Traditionally, broths have been used to nurture colds and sore throats. We know that broth contains a variety of minerals like calcium, magnesium, phosphorus, sulphur, and trace minerals. If the broth is made using cartilage and tendons, it can also be a rich source of chondroitin and glucosamine, which are often sold as supplements to treat arthritis and joint pain. But back to the gelatin. According to the Weston A. Price Foundation, the use of gelatin as a therapeutic agent goes back to the ancient Chinese, and was popularized as the first functional food in 17th century France. The French were trying to find ways to feed their armies and vast numbers of homeless in Paris and other cities.

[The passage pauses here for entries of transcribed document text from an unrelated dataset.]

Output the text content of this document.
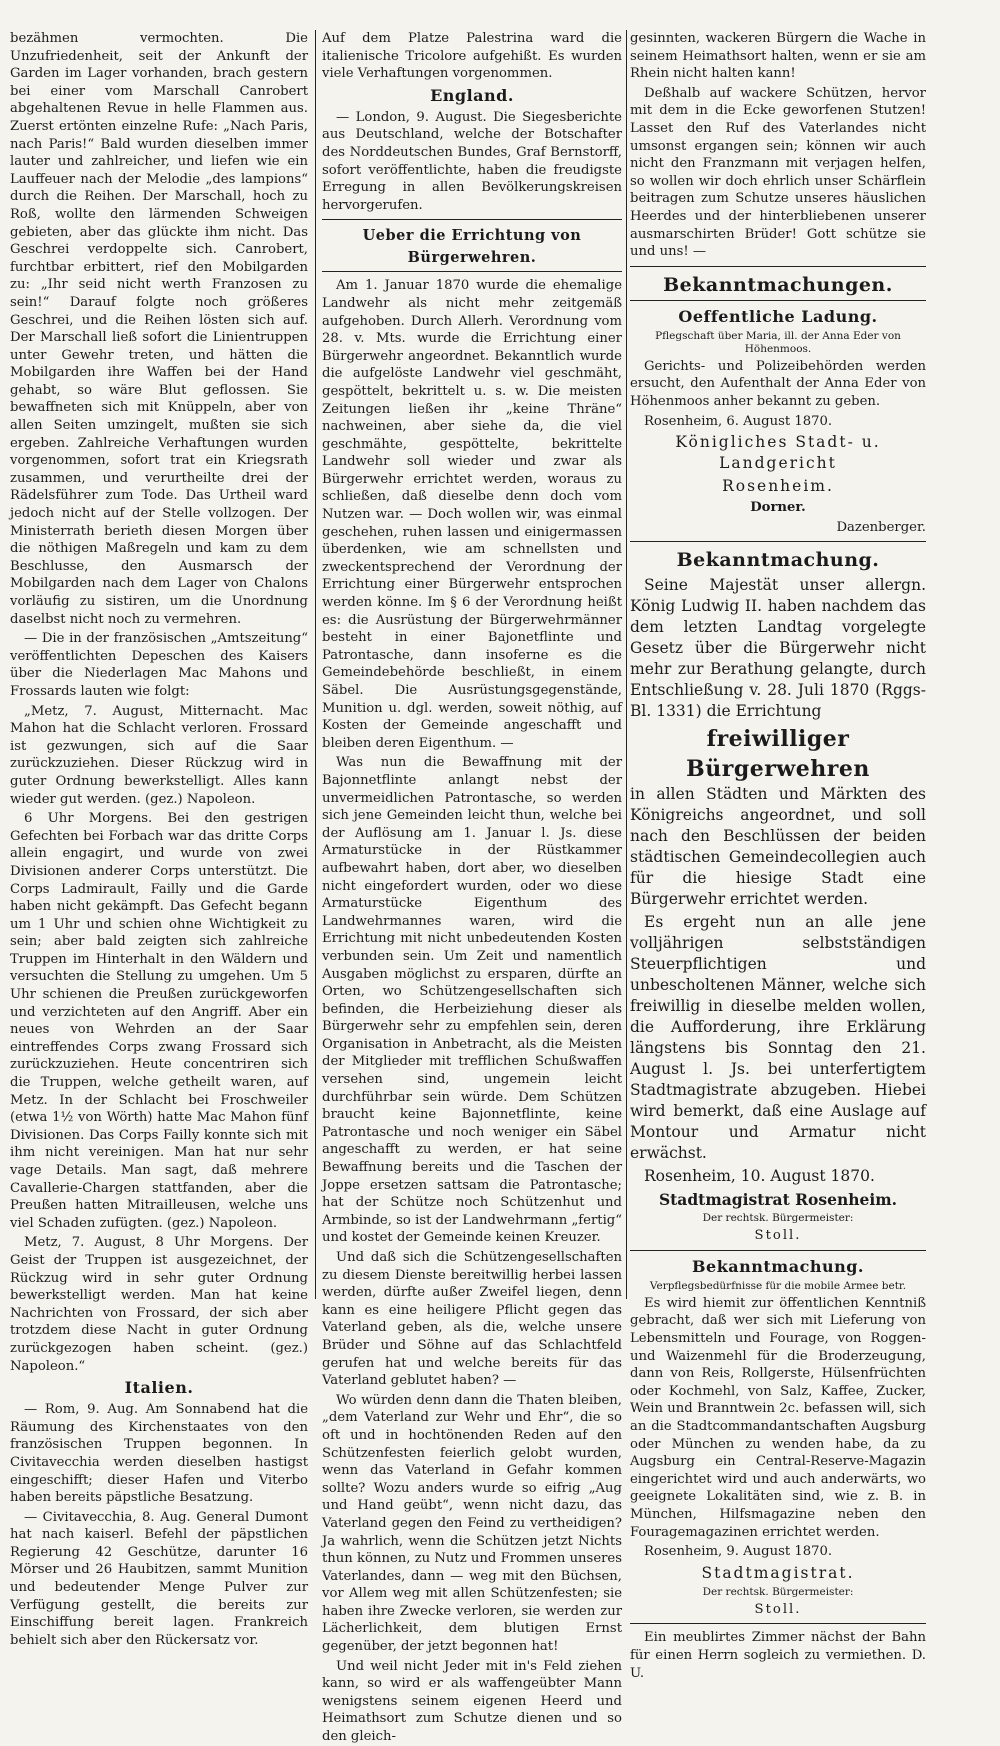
bezähmen vermochten. Die Unzufriedenheit, seit der Ankunft der Garden im Lager vorhanden, brach gestern bei einer vom Marschall Canrobert abgehaltenen Revue in helle Flammen aus. Zuerst ertönten einzelne Rufe: „Nach Paris, nach Paris!“ Bald wurden dieselben immer lauter und zahlreicher, und liefen wie ein Lauffeuer nach der Melodie „des lampions“ durch die Reihen. Der Marschall, hoch zu Roß, wollte den lärmenden Schweigen gebieten, aber das glückte ihm nicht. Das Geschrei verdoppelte sich. Canrobert, furchtbar erbittert, rief den Mobilgarden zu: „Ihr seid nicht werth Franzosen zu sein!“ Darauf folgte noch größeres Geschrei, und die Reihen lösten sich auf. Der Marschall ließ sofort die Linientruppen unter Gewehr treten, und hätten die Mobilgarden ihre Waffen bei der Hand gehabt, so wäre Blut geflossen. Sie bewaffneten sich mit Knüppeln, aber von allen Seiten umzingelt, mußten sie sich ergeben. Zahlreiche Verhaftungen wurden vorgenommen, sofort trat ein Kriegsrath zusammen, und verurtheilte drei der Rädelsführer zum Tode. Das Urtheil ward jedoch nicht auf der Stelle vollzogen. Der Ministerrath berieth diesen Morgen über die nöthigen Maßregeln und kam zu dem Beschlusse, den Ausmarsch der Mobilgarden nach dem Lager von Chalons vorläufig zu sistiren, um die Unordnung daselbst nicht noch zu vermehren.

— Die in der französischen „Amtszeitung“ veröffentlichten Depeschen des Kaisers über die Niederlagen Mac Mahons und Frossards lauten wie folgt:

„Metz, 7. August, Mitternacht. Mac Mahon hat die Schlacht verloren. Frossard ist gezwungen, sich auf die Saar zurückzuziehen. Dieser Rückzug wird in guter Ordnung bewerkstelligt. Alles kann wieder gut werden. (gez.) Napoleon.

6 Uhr Morgens. Bei den gestrigen Gefechten bei Forbach war das dritte Corps allein engagirt, und wurde von zwei Divisionen anderer Corps unterstützt. Die Corps Ladmirault, Failly und die Garde haben nicht gekämpft. Das Gefecht begann um 1 Uhr und schien ohne Wichtigkeit zu sein; aber bald zeigten sich zahlreiche Truppen im Hinterhalt in den Wäldern und versuchten die Stellung zu umgehen. Um 5 Uhr schienen die Preußen zurückgeworfen und verzichteten auf den Angriff. Aber ein neues von Wehrden an der Saar eintreffendes Corps zwang Frossard sich zurückzuziehen. Heute concentriren sich die Truppen, welche getheilt waren, auf Metz. In der Schlacht bei Froschweiler (etwa 1½ von Wörth) hatte Mac Mahon fünf Divisionen. Das Corps Failly konnte sich mit ihm nicht vereinigen. Man hat nur sehr vage Details. Man sagt, daß mehrere Cavallerie-Chargen stattfanden, aber die Preußen hatten Mitrailleusen, welche uns viel Schaden zufügten. (gez.) Napoleon.

Metz, 7. August, 8 Uhr Morgens. Der Geist der Truppen ist ausgezeichnet, der Rückzug wird in sehr guter Ordnung bewerkstelligt werden. Man hat keine Nachrichten von Frossard, der sich aber trotzdem diese Nacht in guter Ordnung zurückgezogen haben scheint. (gez.) Napoleon.“

Italien.

— Rom, 9. Aug. Am Sonnabend hat die Räumung des Kirchenstaates von den französischen Truppen begonnen. In Civitavecchia werden dieselben hastigst eingeschifft; dieser Hafen und Viterbo haben bereits päpstliche Besatzung.

— Civitavecchia, 8. Aug. General Dumont hat nach kaiserl. Befehl der päpstlichen Regierung 42 Geschütze, darunter 16 Mörser und 26 Haubitzen, sammt Munition und bedeutender Menge Pulver zur Verfügung gestellt, die bereits zur Einschiffung bereit lagen. Frankreich behielt sich aber den Rückersatz vor.

Auf dem Platze Palestrina ward die italienische Tricolore aufgehißt. Es wurden viele Verhaftungen vorgenommen.

England.

— London, 9. August. Die Siegesberichte aus Deutschland, welche der Botschafter des Norddeutschen Bundes, Graf Bernstorff, sofort veröffentlichte, haben die freudigste Erregung in allen Bevölkerungskreisen hervorgerufen.

Ueber die Errichtung von Bürgerwehren.

Am 1. Januar 1870 wurde die ehemalige Landwehr als nicht mehr zeitgemäß aufgehoben. Durch Allerh. Verordnung vom 28. v. Mts. wurde die Errichtung einer Bürgerwehr angeordnet. Bekanntlich wurde die aufgelöste Landwehr viel geschmäht, gespöttelt, bekrittelt u. s. w. Die meisten Zeitungen ließen ihr „keine Thräne“ nachweinen, aber siehe da, die viel geschmähte, gespöttelte, bekrittelte Landwehr soll wieder und zwar als Bürgerwehr errichtet werden, woraus zu schließen, daß dieselbe denn doch vom Nutzen war. — Doch wollen wir, was einmal geschehen, ruhen lassen und einigermassen überdenken, wie am schnellsten und zweckentsprechend der Verordnung der Errichtung einer Bürgerwehr entsprochen werden könne. Im § 6 der Verordnung heißt es: die Ausrüstung der Bürgerwehrmänner besteht in einer Bajonetflinte und Patrontasche, dann insoferne es die Gemeindebehörde beschließt, in einem Säbel. Die Ausrüstungsgegenstände, Munition u. dgl. werden, soweit nöthig, auf Kosten der Gemeinde angeschafft und bleiben deren Eigenthum. —

Was nun die Bewaffnung mit der Bajonnetflinte anlangt nebst der unvermeidlichen Patrontasche, so werden sich jene Gemeinden leicht thun, welche bei der Auflösung am 1. Januar l. Js. diese Armaturstücke in der Rüstkammer aufbewahrt haben, dort aber, wo dieselben nicht eingefordert wurden, oder wo diese Armaturstücke Eigenthum des Landwehrmannes waren, wird die Errichtung mit nicht unbedeutenden Kosten verbunden sein. Um Zeit und namentlich Ausgaben möglichst zu ersparen, dürfte an Orten, wo Schützengesellschaften sich befinden, die Herbeiziehung dieser als Bürgerwehr sehr zu empfehlen sein, deren Organisation in Anbetracht, als die Meisten der Mitglieder mit trefflichen Schußwaffen versehen sind, ungemein leicht durchführbar sein würde. Dem Schützen braucht keine Bajonnetflinte, keine Patrontasche und noch weniger ein Säbel angeschafft zu werden, er hat seine Bewaffnung bereits und die Taschen der Joppe ersetzen sattsam die Patrontasche; hat der Schütze noch Schützenhut und Armbinde, so ist der Landwehrmann „fertig“ und kostet der Gemeinde keinen Kreuzer.

Und daß sich die Schützengesellschaften zu diesem Dienste bereitwillig herbei lassen werden, dürfte außer Zweifel liegen, denn kann es eine heiligere Pflicht gegen das Vaterland geben, als die, welche unsere Brüder und Söhne auf das Schlachtfeld gerufen hat und welche bereits für das Vaterland geblutet haben? —

Wo würden denn dann die Thaten bleiben, „dem Vaterland zur Wehr und Ehr“, die so oft und in hochtönenden Reden auf den Schützenfesten feierlich gelobt wurden, wenn das Vaterland in Gefahr kommen sollte? Wozu anders wurde so eifrig „Aug und Hand geübt“, wenn nicht dazu, das Vaterland gegen den Feind zu vertheidigen? Ja wahrlich, wenn die Schützen jetzt Nichts thun können, zu Nutz und Frommen unseres Vaterlandes, dann — weg mit den Büchsen, vor Allem weg mit allen Schützenfesten; sie haben ihre Zwecke verloren, sie werden zur Lächerlichkeit, dem blutigen Ernst gegenüber, der jetzt begonnen hat!

Und weil nicht Jeder mit in's Feld ziehen kann, so wird er als waffengeübter Mann wenigstens seinem eigenen Heerd und Heimathsort zum Schutze dienen und so den gleich-

gesinnten, wackeren Bürgern die Wache in seinem Heimathsort halten, wenn er sie am Rhein nicht halten kann!

Deßhalb auf wackere Schützen, hervor mit dem in die Ecke geworfenen Stutzen! Lasset den Ruf des Vaterlandes nicht umsonst ergangen sein; können wir auch nicht den Franzmann mit verjagen helfen, so wollen wir doch ehrlich unser Schärflein beitragen zum Schutze unseres häuslichen Heerdes und der hinterbliebenen unserer ausmarschirten Brüder! Gott schütze sie und uns! —

Bekanntmachungen.
Oeffentliche Ladung.

Pflegschaft über Maria, ill. der Anna Eder von Höhenmoos.

Gerichts- und Polizeibehörden werden ersucht, den Aufenthalt der Anna Eder von Höhenmoos anher bekannt zu geben.

Rosenheim, 6. August 1870.

Königliches Stadt- u. Landgericht

Rosenheim.

Dorner.

Dazenberger.

Bekanntmachung.

Seine Majestät unser allergn. König Ludwig II. haben nachdem das dem letzten Landtag vorgelegte Gesetz über die Bürgerwehr nicht mehr zur Berathung gelangte, durch Entschließung v. 28. Juli 1870 (Rggs-Bl. 1331) die Errichtung

freiwilliger Bürgerwehren

in allen Städten und Märkten des Königreichs angeordnet, und soll nach den Beschlüssen der beiden städtischen Gemeindecollegien auch für die hiesige Stadt eine Bürgerwehr errichtet werden.

Es ergeht nun an alle jene volljährigen selbstständigen Steuerpflichtigen und unbescholtenen Männer, welche sich freiwillig in dieselbe melden wollen, die Aufforderung, ihre Erklärung längstens bis Sonntag den 21. August l. Js. bei unterfertigtem Stadtmagistrate abzugeben. Hiebei wird bemerkt, daß eine Auslage auf Montour und Armatur nicht erwächst.

Rosenheim, 10. August 1870.

Stadtmagistrat Rosenheim.

Der rechtsk. Bürgermeister:

Stoll.

Bekanntmachung.

Verpflegsbedürfnisse für die mobile Armee betr.

Es wird hiemit zur öffentlichen Kenntniß gebracht, daß wer sich mit Lieferung von Lebensmitteln und Fourage, von Roggen- und Waizenmehl für die Broderzeugung, dann von Reis, Rollgerste, Hülsenfrüchten oder Kochmehl, von Salz, Kaffee, Zucker, Wein und Branntwein 2c. befassen will, sich an die Stadtcommandantschaften Augsburg oder München zu wenden habe, da zu Augsburg ein Central-Reserve-Magazin eingerichtet wird und auch anderwärts, wo geeignete Lokalitäten sind, wie z. B. in München, Hilfsmagazine neben den Fouragemagazinen errichtet werden.

Rosenheim, 9. August 1870.

Stadtmagistrat.

Der rechtsk. Bürgermeister:

Stoll.

Ein meublirtes Zimmer nächst der Bahn für einen Herrn sogleich zu vermiethen. D. U.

Although gelatin is not a complete protein (only containing the amino acids arginine and glycine in large amounts), it acted as a protein sparer (helping the poor stretch a few morsels of meat into a complete meal). During the siege of Paris, when vegetables and meat were scarce, a doctor named Guerard put his patients on gelatin with some added fat and they survived in good health. With intermittent fasting being so popular these days, this may help explain why consuming broth can be a vital part of fasting for longer periods.
The French were the pioneers in gelatin research, which continued up to the 1950s, and was found useful in the treatment of a long list of ailments (peptic ulcers, tuberculosis, diabetes, muscle diseases, infectious diseases, jaundice, and cancer). Babies had fewer digestive problems when gelatin was added to their milk (we now see bone broths being recommended to people with auto immune diseases which makes full sense given the history). The American researcher Francis Pottenger pointed out that gelatin facilitates digestion by attracting digestive juices to food in the gut.
Based on a single batch (yields one small sized pot when finished)
- Chicken feet, 1-1/2 lbs
- Stewing hen, 1/2
- Turkey Drumstick, 1
- Beef bones, 2-5 pieces
- Vegetables of choice (onion, carrots, celery, tomato)
- Aromatics of choice (garlic, peppercorns, cardamom pods, bay leaf, fresh or dried tumeric, ginger, thyme, lemongrass)
- Apple cider vinegar, 2 tbsp (used to help extract minerals, but can be omitted for those who do not like the flavor)
With the bones and meat in the pot, fill 2/3 to 3/4 of the pot with cold water. Bring to a boil. Either with low heat and the lid on, or with higher heat and the lid off. Why? When it comes to a boil it will foam up and can make quite the mess.
Tip #1: Skim Off The Scum
This is one tip that most recipes fail to explain. When the pot comes to a boil, the bones will release their impurities in the form of a scum. You do not want to keep this scum in the pot. This is why it’s important to not add your vegetables and aromatics to the pot before bringing to a boil. Skim off the scum using a ladle and discard into your kitchen sink. You don’t have to go crazy and try and remove every last bit though.
Once the scum has been removed, add the salt, vegetables, and aromatics. Reduce the heat, cover, and simmer for anywhere from 3 to 8 hours. Some recipes call for a 24 hour (or longer) cooking time. We think that this is excessive and unnecessary. The theory behind the super long cooking time is that it is required to extract all of the minerals out of the bones. While this theory may have some merit when using only beef bones, with the mix that we are using in this guide, it simply is not required. Chicken feet give up their gelatin in 3+ hours. There can also be another drawback to super long cooking times: histamine. But we will be covering that in another article.
If you are using any delicate herbs like parsley or coriander leaves, add them at the end of cooking and cook for about 15 minutes. Strain the broth into a smaller pot than you used to cook the broth. Allow it to cool before placing in the refrigerator. If the pot is still hot, you can use a hot plate to protect your refrigerator. The next day you can begin drinking the broth or using it in recipes. If a thick layer of fat has hardened on top of the broth, you can skim it off using a large serving spoon. If the fat layer is thin, this is not necessary.